Le Projet Loi de Finances Rectificative (PLFR) présenté le 10/06 par le gouvernement devait être l’occasion de mettre en œuvre un soutien d’ampleur à la filière vitivinicole sous la forme d’exonérations de cotisations sociales à la hauteur de la crise qu’elle subit. Au final, la viticulture sera quasiment exclue. Peu à peu, la déception voire le ressentiment s’installe dans les vignobles. Le gouvernement doit revoir d’urgence sa copie.
Fermeture administrative des CHR, coup d’arrêt sur l’export, la filière vitivinicole a été frappée de plein fouet par les conséquences de la crise sanitaire. C’est au moins 1,5 milliard d’Euro de chiffre d’affaires qui se sont évanouis avec la fermeture administrative des CHR, la mise à l’arrêt du tourisme, la fermeture des salons, l’annulation des mariages etc. Or, à l’inverse de nombreux secteurs économiques qui ont bénéficié du chômage partiel, les entreprises vitivinicoles ont continué à travailler et à rémunérer leurs salariés pendant la crise. Pratiquement sans cette aide, nous avons préservé les emplois. Crise sanitaire ou non, la vigne continue de pousser. Au total, la viticulture a versé 4,5 milliards d’euros de salaires sur 4 mois.
Il faut ajouter à cela le conflit entre l’Europe et les USA sur l’aéronautique, dont la filière vitivinicole est une victime collatérale. Les vins français sont taxés à 25% depuis octobre 2019 à leur entrée sur le sol américain, leur 1er marché à l’export.
L’enchainement de ces crises a des répercussions sur l’ensemble des marchés viticoles. Toutes les exploitations sont frappées sans exception, du vigneron vendeur de bouteilles à la coopérative, en passant par les vignerons vendeurs de raisins et les négociants. Cette crise de la vitiviniculture qui a déjà commencé depuis octobre dernier ne sera pas terminée avec la réouverture des CHR et des frontières. Pour de nombreuses exploitations, les répercussions seront décalées dans le temps et pèseront fortement dans les mois à venir.
A plusieurs reprises, les ministres B. Le Maire, G. Darmanin, O. Dussopt et D. Guillaume ont annoncé des mesures d’exonérations de cotisations sociales pour notre filière. A la présentation du PLFR, l’amertume est grande et la colère monte.

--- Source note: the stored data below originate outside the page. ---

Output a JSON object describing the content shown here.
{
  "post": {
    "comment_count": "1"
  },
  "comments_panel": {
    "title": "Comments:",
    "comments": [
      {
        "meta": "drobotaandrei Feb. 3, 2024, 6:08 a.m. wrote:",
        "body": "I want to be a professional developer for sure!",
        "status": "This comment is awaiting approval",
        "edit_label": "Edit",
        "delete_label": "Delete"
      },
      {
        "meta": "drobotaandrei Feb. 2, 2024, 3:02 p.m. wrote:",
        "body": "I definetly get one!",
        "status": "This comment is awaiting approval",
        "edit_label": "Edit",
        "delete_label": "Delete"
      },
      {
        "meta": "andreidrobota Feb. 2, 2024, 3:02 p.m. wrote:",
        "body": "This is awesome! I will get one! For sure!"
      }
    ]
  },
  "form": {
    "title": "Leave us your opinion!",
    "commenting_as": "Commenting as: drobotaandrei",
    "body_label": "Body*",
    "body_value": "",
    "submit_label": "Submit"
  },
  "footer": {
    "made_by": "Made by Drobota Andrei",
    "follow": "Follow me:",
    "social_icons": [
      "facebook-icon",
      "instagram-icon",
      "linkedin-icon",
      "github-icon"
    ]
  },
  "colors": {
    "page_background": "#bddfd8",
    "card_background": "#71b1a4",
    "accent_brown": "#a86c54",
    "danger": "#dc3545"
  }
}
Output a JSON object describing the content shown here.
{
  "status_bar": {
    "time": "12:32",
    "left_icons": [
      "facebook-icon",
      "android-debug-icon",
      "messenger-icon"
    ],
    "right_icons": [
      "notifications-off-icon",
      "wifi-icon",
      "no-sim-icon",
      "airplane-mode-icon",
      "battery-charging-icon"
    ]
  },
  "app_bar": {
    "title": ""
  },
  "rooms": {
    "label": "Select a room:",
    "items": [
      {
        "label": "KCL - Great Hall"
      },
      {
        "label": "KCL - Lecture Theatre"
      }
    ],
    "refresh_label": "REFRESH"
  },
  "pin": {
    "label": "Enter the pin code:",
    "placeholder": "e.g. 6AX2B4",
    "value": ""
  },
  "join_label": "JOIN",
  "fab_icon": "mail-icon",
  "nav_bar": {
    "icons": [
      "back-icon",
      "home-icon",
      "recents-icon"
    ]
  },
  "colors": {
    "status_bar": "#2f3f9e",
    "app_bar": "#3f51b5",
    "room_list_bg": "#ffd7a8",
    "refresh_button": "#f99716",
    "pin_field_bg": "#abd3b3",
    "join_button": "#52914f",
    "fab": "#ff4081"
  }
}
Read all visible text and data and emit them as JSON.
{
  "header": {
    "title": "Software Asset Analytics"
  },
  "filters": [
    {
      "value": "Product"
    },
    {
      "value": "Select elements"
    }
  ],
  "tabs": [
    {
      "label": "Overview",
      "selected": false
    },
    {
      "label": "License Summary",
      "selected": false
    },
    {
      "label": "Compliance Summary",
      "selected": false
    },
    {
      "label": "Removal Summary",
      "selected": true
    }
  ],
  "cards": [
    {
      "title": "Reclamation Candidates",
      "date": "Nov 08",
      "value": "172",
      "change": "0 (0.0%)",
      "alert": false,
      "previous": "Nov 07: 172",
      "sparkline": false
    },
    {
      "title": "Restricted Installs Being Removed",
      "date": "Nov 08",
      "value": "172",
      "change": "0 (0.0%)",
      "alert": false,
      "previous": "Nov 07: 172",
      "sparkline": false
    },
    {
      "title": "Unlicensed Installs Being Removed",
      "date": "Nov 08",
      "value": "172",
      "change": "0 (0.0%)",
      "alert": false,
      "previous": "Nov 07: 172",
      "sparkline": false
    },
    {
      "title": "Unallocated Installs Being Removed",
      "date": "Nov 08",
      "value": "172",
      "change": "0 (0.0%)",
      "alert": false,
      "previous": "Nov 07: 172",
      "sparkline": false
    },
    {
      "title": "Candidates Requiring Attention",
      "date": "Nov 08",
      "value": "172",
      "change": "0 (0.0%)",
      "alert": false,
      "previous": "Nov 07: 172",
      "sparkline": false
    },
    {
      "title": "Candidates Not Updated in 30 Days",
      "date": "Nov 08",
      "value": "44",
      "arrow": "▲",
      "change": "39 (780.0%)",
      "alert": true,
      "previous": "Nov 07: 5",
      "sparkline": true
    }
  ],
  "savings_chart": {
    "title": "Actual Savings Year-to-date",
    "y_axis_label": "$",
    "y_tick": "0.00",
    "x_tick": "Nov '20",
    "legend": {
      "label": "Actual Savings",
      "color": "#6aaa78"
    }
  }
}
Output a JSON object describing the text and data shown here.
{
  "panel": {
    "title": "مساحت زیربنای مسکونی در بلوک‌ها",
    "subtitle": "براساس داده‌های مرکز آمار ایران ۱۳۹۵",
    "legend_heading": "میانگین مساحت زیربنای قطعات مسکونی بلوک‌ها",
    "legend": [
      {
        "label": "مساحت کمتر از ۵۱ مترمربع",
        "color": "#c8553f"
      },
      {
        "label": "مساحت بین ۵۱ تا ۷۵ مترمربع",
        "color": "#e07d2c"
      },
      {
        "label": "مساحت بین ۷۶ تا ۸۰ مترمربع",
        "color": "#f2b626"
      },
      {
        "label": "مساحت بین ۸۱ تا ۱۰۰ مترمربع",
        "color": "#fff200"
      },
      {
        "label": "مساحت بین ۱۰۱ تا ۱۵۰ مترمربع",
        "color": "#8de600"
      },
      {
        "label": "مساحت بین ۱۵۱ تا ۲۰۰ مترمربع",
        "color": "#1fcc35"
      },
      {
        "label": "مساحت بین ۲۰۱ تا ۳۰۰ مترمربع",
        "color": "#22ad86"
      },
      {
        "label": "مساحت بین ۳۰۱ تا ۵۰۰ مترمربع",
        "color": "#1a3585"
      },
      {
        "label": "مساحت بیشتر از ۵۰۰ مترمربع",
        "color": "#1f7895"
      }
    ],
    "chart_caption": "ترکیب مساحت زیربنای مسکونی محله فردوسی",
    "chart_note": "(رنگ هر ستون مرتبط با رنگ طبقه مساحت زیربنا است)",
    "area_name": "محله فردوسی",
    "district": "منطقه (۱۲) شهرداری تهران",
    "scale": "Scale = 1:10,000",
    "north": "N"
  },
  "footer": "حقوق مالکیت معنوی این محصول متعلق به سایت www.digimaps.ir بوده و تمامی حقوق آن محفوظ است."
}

Les exonérations ne seraient accordées qu’aux seules entreprises qui ont subi une perte de CA d’au moins 80 % entre le 15 mars et le 15 mai. Ce seuil de 80% est inacceptable. Nous sommes très loin du « quoi qu’il en coûte » présidentiel.
Au regard des milliards d’euros de soutien annoncés pour l’Automobile, Air France, et l’Aéronautique, qui ont déjà très largement bénéficié du chômage partiel, au regard des demandes de l’ensemble de la filière vitivinicole en faveur d’un plan de 500 millions d’euros, ce projet de loi sonne creux pour le vignoble. Sur le terrain, les viticultrices et les viticulteurs ressentent une grande injustice et estiment ne pas être perçus par les pouvoirs publics comme le poids lourd de la balance commerciale française qu’ils sont pourtant. Faut-il rappeler qu’ils représentent 600 000 emplois directs et indirects, principalement dans des territoires ruraux, et que participant à l’équilibre économique de nombre d’établissements du secteur de la restauration, c’est bien davantage d’emplois encore qui sont induits par notre secteur ? La vitiviniculture est sévèrement touchée, elle ne veut pas couler.
Si le gouvernement ne revoit pas sa copie, les vignerons seront abandonnés et leurs parlementaires auront été trahis. Il faut créer un dispositif d’exonération de cotisations spécifiques à la vitiviniculture qui concerne un plus grand nombre d’exploitations. C’est la condition pour éviter que la colère éclate.
Au centre des propositions des organisations de la production vitivinicole nous demandons que les dispositifs d’exonérations du projet de loi de finances rectificative n°3 (exonération de charges patronales sur les salaires, crédits de cotisations de 20%, exonération des cotisations des non- salariés agricoles) s’appliquent aux entreprises de la filière vitivinicole dans les conditions suivantes :
Exonération à hauteur de 100% au-delà de 60% de perte de chiffre d’affaires entre le 15 mars et le 15 mai.